When price follows this pattern, as the S&P 500 has since the October 2011 low, it is a trend follower’s market. Trends by definition persist until the opposite of the aforementioned conditions occur. In this chart, we see up trends have been followed by consolidations, many of which lasted about 50-60 days until the trend resumed higher. In other words, if this trend continues it is about time for a rally.
Since this up trend is intact, we can use Fibonacci extension as a guide to upside moves. The 50% and 100% of two prior swing levels align at about 2,225 or 5% higher from current levels. Further measurements suggest 2,370 may be achievable this year. Most stocks in the index have participated in rallies. The advanced/ declined line made new highs either with or before the price trend. The percentage of stocks in the index above the 50-day moving average and the percentage of stocks in the index whose 14-day RSI is greater than 70 both have a positive slope, confirming the trend. The RSI of the underlying S&P 500 trend had consolidated just like price. It is now advancing to the upside reaching its highest level this year. More importantly, no bearish divergence is present.
In the short-term, payroll growth estimates missing the mark by almost two-hundred thousand jobs over December and January, focus will be firmly on this Friday’s announcement of February’s jobs report. Another significant miss, especially with no upward revision in the prior months, could put a huge dampening effect on the pace of the Fed’s taper plans in coming months. With the bull market’s five-year anniversary less than a week away, the big question confronting investors is how much longer the bull market will continue. For clues, we can look at a variety of measures, including fund-flow data and valuations. Inflows picked up last year, but they still have a long way to make up for all of the cash that poured out of the market from 2008 through 2012. This alone suggests the S&P 500 could keep rallying in the years ahead although this is likely to come with volatility including a possible recession and bear market along the way.

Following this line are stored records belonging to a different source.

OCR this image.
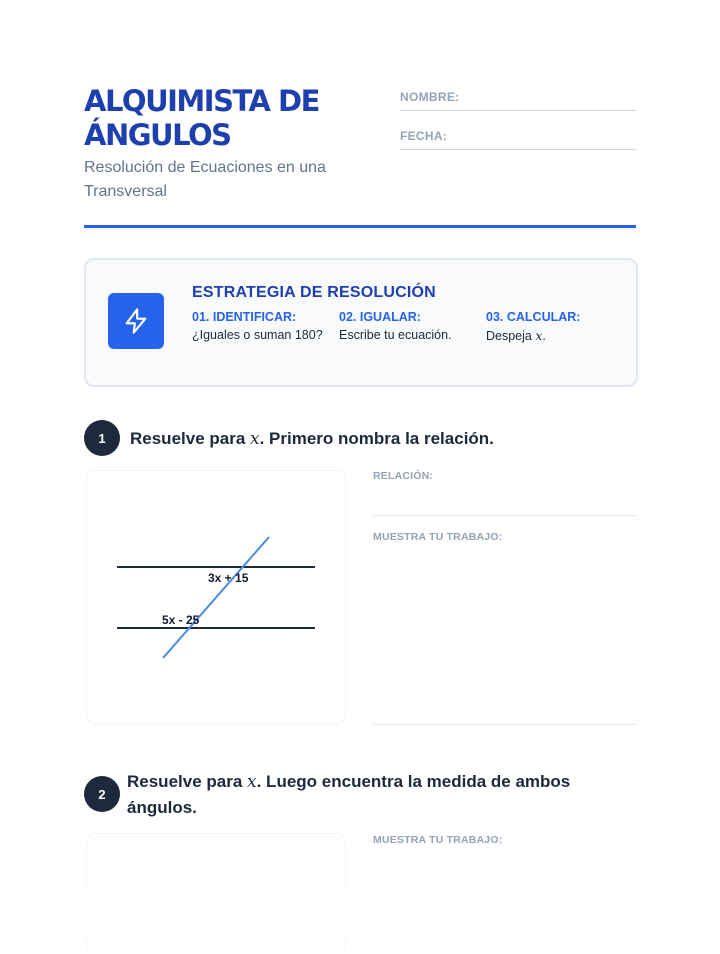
ALQUIMISTA DE ÁNGULOS
Resolución de Ecuaciones en una Transversal
NOMBRE:
FECHA:
ESTRATEGIA DE RESOLUCIÓN
01. IDENTIFICAR:
¿Iguales o suman 180?
02. IGUALAR:
Escribe tu ecuación.
03. CALCULAR:
Despeja x.
1	Resuelve para x. Primero nombra la relación.
3x + 15
5x - 25
RELACIÓN:
MUESTRA TU TRABAJO:
2
Resuelve para x. Luego encuentra la medida de ambos ángulos.
MUESTRA TU TRABAJO:
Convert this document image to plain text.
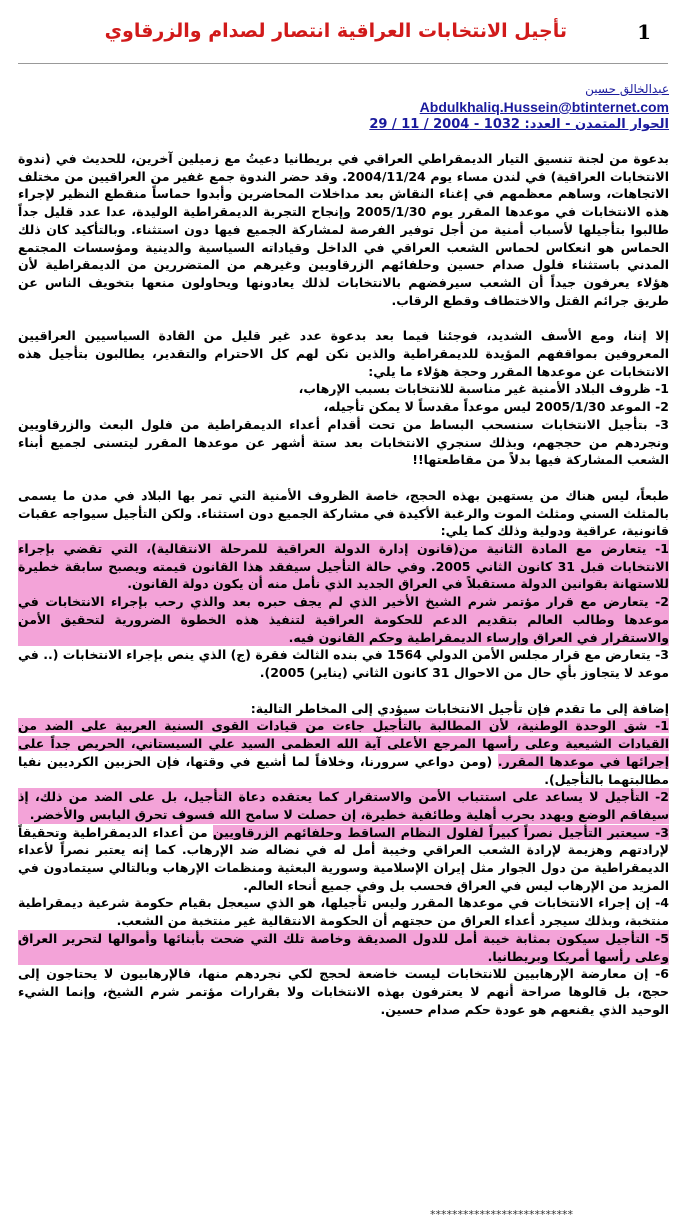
تأجيل الانتخابات العراقية انتصار لصدام والزرقاوي	1
عبدالخالق حسين
Abdulkhaliq.Hussein@btinternet.com
الحوار المتمدن - العدد: 1032 - 2004 / 11 / 29

بدعوة من لجنة تنسيق التيار الديمقراطي العراقي في بريطانيا دعيتُ مع زميلين آخرين، للحديث في (ندوة الانتخابات العراقية) في لندن مساء يوم 2004/11/24. وقد حضر الندوة جمع غفير من العراقيين من مختلف الاتجاهات، وساهم معظمهم في إغناء النقاش بعد مداخلات المحاضرين وأبدوا حماساً منقطع النظير لإجراء هذه الانتخابات في موعدها المقرر يوم 2005/1/30 وإنجاح التجربة الديمقراطية الوليدة، عدا عدد قليل جداً طالبوا بتأجيلها لأسباب أمنية من أجل توفير الفرصة لمشاركة الجميع فيها دون استثناء. وبالتأكيد كان ذلك الحماس هو انعكاس لحماس الشعب العراقي في الداخل وقياداته السياسية والدينية ومؤسسات المجتمع المدني باستثناء فلول صدام حسين وحلفائهم الزرقاويين وغيرهم من المتضررين من الديمقراطية لأن هؤلاء يعرفون جيداً أن الشعب سيرفضهم بالانتخابات لذلك يعادونها ويحاولون منعها بتخويف الناس عن طريق جرائم القتل والاختطاف وقطع الرقاب.

إلا إننا، ومع الأسف الشديد، فوجئنا فيما بعد بدعوة عدد غير قليل من القادة السياسيين العراقيين المعروفين بمواقفهم المؤيدة للديمقراطية والذين نكن لهم كل الاحترام والتقدير، يطالبون بتأجيل هذه الانتخابات عن موعدها المقرر وحجة هؤلاء ما يلي:

1- ظروف البلاد الأمنية غير مناسبة للانتخابات بسبب الإرهاب،

2- الموعد 2005/1/30 ليس موعداً مقدساً لا يمكن تأجيله،

3- بتأجيل الانتخابات سنسحب البساط من تحت أقدام أعداء الديمقراطية من فلول البعث والزرقاويين ونجردهم من حججهم، وبذلك سنجري الانتخابات بعد ستة أشهر عن موعدها المقرر ليتسنى لجميع أبناء الشعب المشاركة فيها بدلاً من مقاطعتها!!

طبعاً، ليس هناك من يستهين بهذه الحجج، خاصة الظروف الأمنية التي تمر بها البلاد في مدن ما يسمى بالمثلث السني ومثلث الموت والرغبة الأكيدة في مشاركة الجميع دون استثناء. ولكن التأجيل سيواجه عقبات قانونية، عراقية ودولية وذلك كما يلي:

1- يتعارض مع المادة الثانية من(قانون إدارة الدولة العراقية للمرحلة الانتقالية)، التي تقضي بإجراء الانتخابات قبل 31 كانون الثاني 2005. وفي حالة التأجيل سيفقد هذا القانون قيمته ويصبح سابقة خطيرة للاستهانة بقوانين الدولة مستقبلاً في العراق الجديد الذي نأمل منه أن يكون دولة القانون.

2- يتعارض مع قرار مؤتمر شرم الشيخ الأخير الذي لم يجف حبره بعد والذي رحب بإجراء الانتخابات في موعدها وطالب العالم بتقديم الدعم للحكومة العراقية لتنفيذ هذه الخطوة الضرورية لتحقيق الأمن والاستقرار في العراق وإرساء الديمقراطية وحكم القانون فيه.

3- يتعارض مع قرار مجلس الأمن الدولي 1564 في بنده الثالث فقرة (ج) الذي ينص بإجراء الانتخابات (.. في موعد لا يتجاوز بأي حال من الاحوال 31 كانون الثاني (يناير) 2005).

إضافة إلى ما تقدم فإن تأجيل الانتخابات سيؤدي إلى المخاطر التالية:

1- شق الوحدة الوطنية، لأن المطالبة بالتأجيل جاءت من قيادات القوى السنية العربية على الضد من القيادات الشيعية وعلى رأسها المرجع الأعلى آية الله العظمى السيد علي السيستاني، الحريص جداً على إجرائها في موعدها المقرر. (ومن دواعي سرورنا، وخلافاً لما أشيع في وقتها، فإن الحزبين الكرديين نفيا مطالبتهما بالتأجيل).

2- التأجيل لا يساعد على استتباب الأمن والاستقرار كما يعتقده دعاة التأجيل، بل على الضد من ذلك، إذ سيفاقم الوضع ويهدد بحرب أهلية وطائفية خطيرة، إن حصلت لا سامح الله فسوف تحرق اليابس والأخضر.

3- سيعتبر التأجيل نصراً كبيراً لفلول النظام الساقط وحلفائهم الزرقاويين من أعداء الديمقراطية وتحقيقاً لإرادتهم وهزيمة لإرادة الشعب العراقي وخيبة أمل له في نضاله ضد الإرهاب. كما إنه يعتبر نصراً لأعداء الديمقراطية من دول الجوار مثل إيران الإسلامية وسورية البعثية ومنظمات الإرهاب وبالتالي سيتمادون في المزيد من الإرهاب ليس في العراق فحسب بل وفي جميع أنحاء العالم.

4- إن إجراء الانتخابات في موعدها المقرر وليس تأجيلها، هو الذي سيعجل بقيام حكومة شرعية ديمقراطية منتخبة، وبذلك سيجرد أعداء العراق من حجتهم أن الحكومة الانتقالية غير منتخبة من الشعب.

5- التأجيل سيكون بمثابة خيبة أمل للدول الصديقة وخاصة تلك التي ضحت بأبنائها وأموالها لتحرير العراق وعلى رأسها أمريكا وبريطانيا.

6- إن معارضة الإرهابيين للانتخابات ليست خاضعة لحجج لكي نجردهم منها، فالإرهابيون لا يحتاجون إلى حجج، بل قالوها صراحة أنهم لا يعترفون بهذه الانتخابات ولا بقرارات مؤتمر شرم الشيخ، وإنما الشيء الوحيد الذي يقنعهم هو عودة حكم صدام حسين.

**************************
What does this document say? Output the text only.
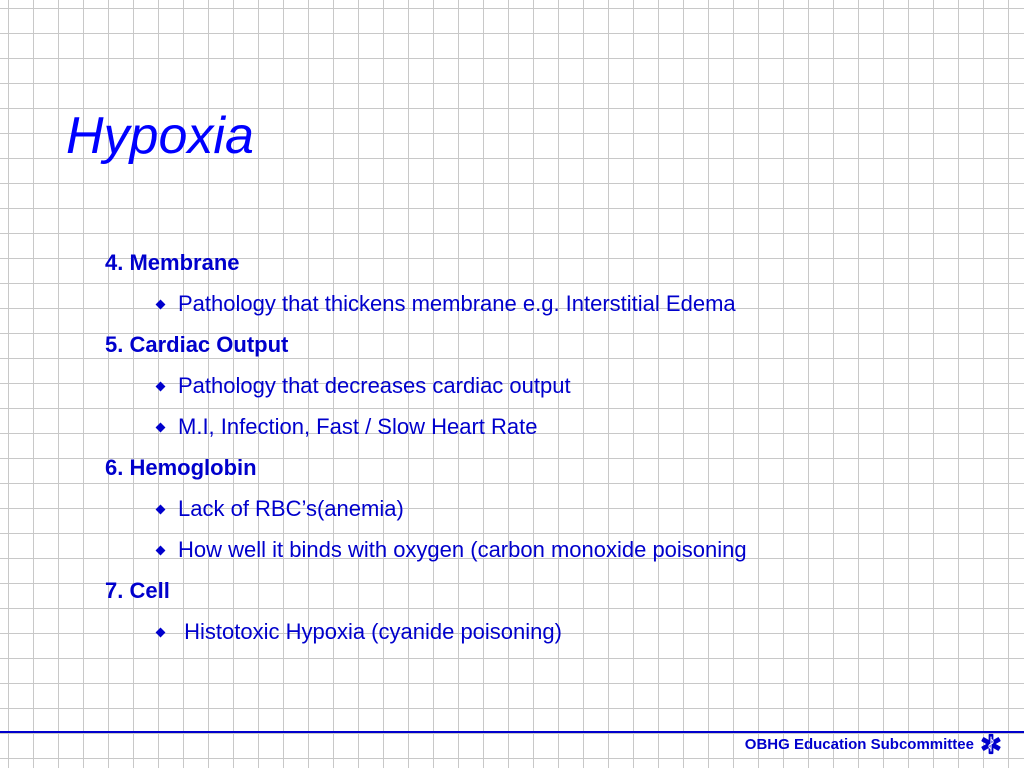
Hypoxia
4. Membrane
Pathology that thickens membrane e.g. Interstitial Edema
5. Cardiac Output
Pathology that decreases cardiac output
M.I, Infection, Fast / Slow Heart Rate
6. Hemoglobin
Lack of RBC’s(anemia)
How well it binds with oxygen (carbon monoxide poisoning
7. Cell
Histotoxic Hypoxia (cyanide poisoning)
OBHG Education Subcommittee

Remember, geopolitical tensions may override generally bullish fundamentals. This may contribute to increased headline volatility that is difficult (if not impossible) to anticipate as to when it may occur with either fundamental or technical analysis. In the interim, until things settle in the Ukraine, we are keeping our trading to intraday strategies and not open any new positions, long or short.
TRADING UPDATE: We are now starting to reduce our cash weighting and buy equities within sectors that we feel will respond well during this upside momentum. This market is being forced higher and we will move in unison with the rally. However, we remain cautious and will look for anything that could derail the current trend.